I guess I’ve been scared for a long time. I worry constantly about everything, so much so that people yell at me about my worries and about how annoying I am. I don’t know what will happen in the future – I don’t know if I’ll be able to change or if my depression will go away. I’ve had depression for about two to three years, and I haven’t seen anyone or told anyone about it, except for my best friend, but he doesn’t understand. No one understands. I don’t think I truly have friends, because they know me on a school-politeness-same hobbies way, but they don’t know me. They laugh at me when I ask them about depression, and they, like everyone else I know, categorize depression as a mental illness.

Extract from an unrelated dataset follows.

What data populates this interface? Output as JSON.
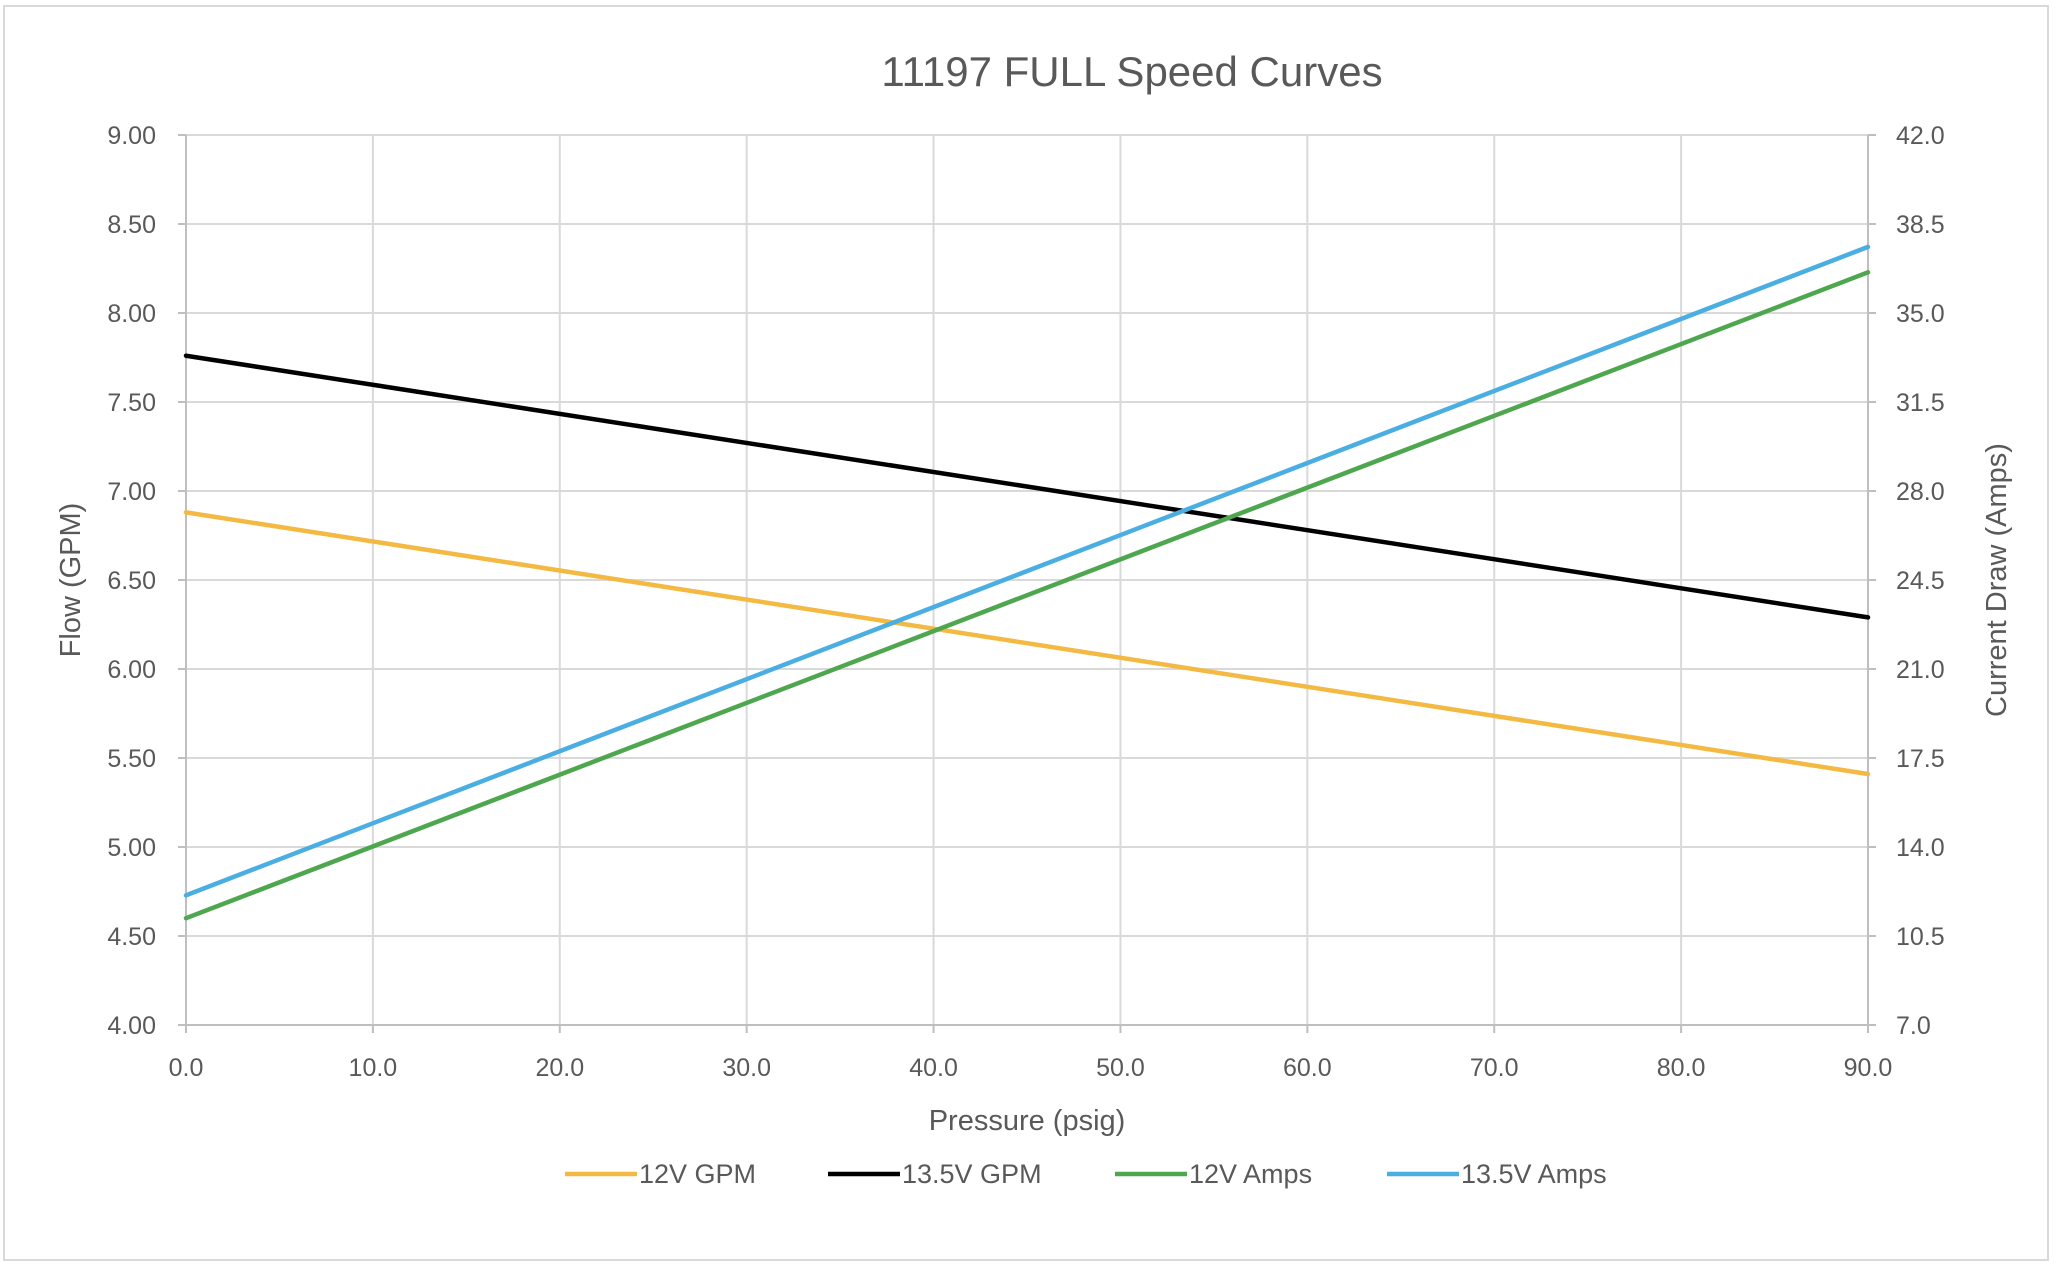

I’m scared that no one will love me, most of all that no one will love me because of my depression and suicidal feelings. I’m scared that one day I’ll finally break and I’ll do something bad. Everything is just too hard. This month and last month have been an absolute shit storm. People tell me that I’m too emotional or weak and that I just have to cope with it, but I can’t anymore. I don’t think I’ll ever be brave enough to tell someone, and I hate myself so much for everything.
Being on this site is absolutely wonderful. On here, I can feel, for the first time in my life, that I belong with everyone. And even though as I read the posts and I cry, I also feel an emotional release, knowing that there are others. I’ve heard that many people have depression and suicidal feelings, but only now did I understand that I’m not alone. Thank you all.
1 comment
I know this is a hard time for you. I feel for you. Growing up I was numb to my feelings. I got through by not being aware of what was really happening. Disassociating with my life- at home and at school. I didn’t deal with any of it until I left home. Then **** hit the fan!! It has been harder than ANYONE in my family knows. They know NOTHING. 🙁
We each have to deal with our pain and suffering and it is HARD. You are right. There are people here that get it and you are among friends. 🙂
I am proud you are dealing with it. I totally get your fears. I did not know I had fears- I just thought it was me, terrible me. The fears were just my make up. Accept your fears that are NOT you. Accept that they are feelings, not some bear in the closet. Talk about them. I have found fears loss some of their power when we share them.
I know this is hard for you. But you can get through. I am finally getting through, so many, many years late. Oh, I wish I knew then what I know now. Not some magic that would make me a genius or anything. But to know that the pain and hurt is not me would have been so helpful.